Başbakanlık Kamu Diplomasisi Koordinatörlüğünden yapılan açıklamaya göre, Başbakan Erdoğan´a 2004´te takdim edilen Cesaret Ödülü´nün iadesini isteyen Amerikan Yahudi Kongresi'ne (AJC) Türkiye'nin yanıtı, Washington Büyükelçisi Serdar Kılıç imzalı mektupla iletildi. AJC Başkanı Jack Rosen'e yollanan mektupta, ödülün iadesi talebinin AJC'nin İsrail hükümetinin izlediği işgal ve vahşet politikalarına duyarsız kalmasının göstergesi olduğu belirtilerek, Başbakan Erdoğan´ın dün olduğu gibi bugün de terörizmle mücadele, aşırılığın önlenmesi, Filistin sorununun barışçıl yollar izlenerek iki-devletli çözüm formülünün hayata geçirilmesi konusunda tam bir kararlılık içerisinde olduğu kaydedildi.

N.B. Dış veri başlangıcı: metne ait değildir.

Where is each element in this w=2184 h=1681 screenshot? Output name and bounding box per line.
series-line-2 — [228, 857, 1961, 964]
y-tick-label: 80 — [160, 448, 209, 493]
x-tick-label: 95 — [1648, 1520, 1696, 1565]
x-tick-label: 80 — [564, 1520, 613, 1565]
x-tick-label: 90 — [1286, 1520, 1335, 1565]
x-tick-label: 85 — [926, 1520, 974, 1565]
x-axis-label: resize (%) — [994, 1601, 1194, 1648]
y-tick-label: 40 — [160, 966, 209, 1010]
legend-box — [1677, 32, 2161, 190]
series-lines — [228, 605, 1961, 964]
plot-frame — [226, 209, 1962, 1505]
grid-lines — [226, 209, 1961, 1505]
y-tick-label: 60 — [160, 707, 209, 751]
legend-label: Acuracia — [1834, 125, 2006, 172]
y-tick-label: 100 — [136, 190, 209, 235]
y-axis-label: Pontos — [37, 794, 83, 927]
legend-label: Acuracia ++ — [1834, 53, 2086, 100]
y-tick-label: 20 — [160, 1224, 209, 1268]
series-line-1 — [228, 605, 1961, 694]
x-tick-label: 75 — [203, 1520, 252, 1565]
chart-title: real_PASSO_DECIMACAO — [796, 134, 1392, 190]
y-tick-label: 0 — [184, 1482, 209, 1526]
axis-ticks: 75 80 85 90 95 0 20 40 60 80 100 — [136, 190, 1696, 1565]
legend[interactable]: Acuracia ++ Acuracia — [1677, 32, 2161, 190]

Açıklamaya göre, mektupta İsrail'in uluslararası hukukun gereklerine göre hareket etmek yerine, işgal ve imha politikalarına devam ettiği anımsatılarak, Başbakan Erdoğan'ın, İsrail hükümetinin sivil halka yönelik saldırılarına yönelttiği meşru eleştirileri, anti-Semitizm gibi yansıtmaya çalışmanın açık bir çarpıtma olduğu vurgulandı. Açıklamada, mektupta Başbakan Erdoğan'ın anti-Semitizmin bir insanlık suçu olduğunu bütün dünyaya ilan etmiş bir lider olduğu belirtilerek, Türkiye Musevi cemaati ile yakın ilişkiler geliştiren Erdoğan'ın, Musevi vatandaşların ve dünya Musevilerinin İsrail'in politikalarından ayrı tuttuğu bilgisine yer verildiği aktarıldı.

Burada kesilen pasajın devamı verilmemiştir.